Bandara Antarbangsa Bandaranaike (http://newsfirst.lk/english/wp-content/uploads/2014/11/airport-bandaranaike.jpg) |
Dilarang terbang naik pesawat
ketika sudah membeli tiket adalah hal yang menakutkan buat saya. Setiap melakukan
penerbangan, terutama penerbangan antarbangsa, saya selalu cermat melihat
syarat-syarat yang diberlakukan oleh maskapai, Bandara, dan negara tujuan. Namun,
hal tersebut terjadi kepada saya ketika saya hendak melakukan penerbangan
menuju Bandara antarbang
sa Imam Khomeini (IKA) di Tehran, Iran dari Bandara
Bandaranaike (iya namanya Bandaranaike dan tidak terletak di Kolombo) di
Negombo, Sri Lanka. Sangat mengerikan jika saya haru mengingat kembali masa
itu.
Hari itu, saya masih di Bangalore, India. Saya berencana melakukan perjalanan sekitar
tiga sampai empat minggu. Saya sudah di India selama satu minggu, dan salah
satu tujuan saya melakukan kunjungan ke India sudah terwujud, menikmati makanan
khas India Selatan, yang merupakan makanan favorit saya. Tujuan perjalanan yang
menurut beberapa orang memang kurang penting dan terkesan kurang persiapan
memang adalah hal yang saya sering lakukan walaupun saya berharap untuk lebih
melakukan persiapan di setiap perjalanan saya, tetapi apa boleh buat ketika
sudah menginjak di tempat baru, langsung saja ide untuk melakukan perjalanan
tanpa persiapan akan muncul di kepala saya dan saya pun melakukannya.

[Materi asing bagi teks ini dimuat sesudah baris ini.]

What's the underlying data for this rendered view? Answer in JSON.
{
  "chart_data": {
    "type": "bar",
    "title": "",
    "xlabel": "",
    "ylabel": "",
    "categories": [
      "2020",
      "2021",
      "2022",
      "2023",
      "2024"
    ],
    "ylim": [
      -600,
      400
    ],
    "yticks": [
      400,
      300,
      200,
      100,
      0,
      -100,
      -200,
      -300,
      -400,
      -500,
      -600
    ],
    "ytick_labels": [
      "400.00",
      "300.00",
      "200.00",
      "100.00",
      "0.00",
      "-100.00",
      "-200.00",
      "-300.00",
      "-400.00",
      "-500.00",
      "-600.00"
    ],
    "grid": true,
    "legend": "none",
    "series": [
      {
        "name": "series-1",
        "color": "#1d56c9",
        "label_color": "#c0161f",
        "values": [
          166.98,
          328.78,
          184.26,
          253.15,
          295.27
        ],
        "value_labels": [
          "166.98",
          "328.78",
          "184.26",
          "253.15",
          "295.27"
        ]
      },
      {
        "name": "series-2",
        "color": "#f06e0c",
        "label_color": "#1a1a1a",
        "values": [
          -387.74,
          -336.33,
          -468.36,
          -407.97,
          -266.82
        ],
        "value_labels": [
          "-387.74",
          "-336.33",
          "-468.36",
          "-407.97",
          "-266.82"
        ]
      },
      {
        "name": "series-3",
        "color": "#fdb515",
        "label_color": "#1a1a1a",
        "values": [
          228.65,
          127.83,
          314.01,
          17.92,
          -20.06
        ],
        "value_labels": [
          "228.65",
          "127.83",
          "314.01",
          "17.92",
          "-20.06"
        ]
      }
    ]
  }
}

Singkat cerita, saat di Bangalore, saya
tiba-tiba ingin melakukan perjalanan ke Sri Lanka. Saya pun menuju ke gawai
elektronik saya untuk berselancar di dunia maya mencari tiket dari India menuju
ke Sri Lanka. Setelah melalui beberapa pencarian, akhirnya saya mendapatkan
penerbangan satu arah dari Bandara Chennai menuju Bandara Bandaranaike di
Negombo seharga kurang-lebih satu juta rupiah (lumayan mahal untuk penerbangan
sekitar satu jam ini). Tanpa pikir panjang saya pun mengambil tiket ini, selain
itu waktu pemberangkatan yang cocok menurut saya, pagi hari.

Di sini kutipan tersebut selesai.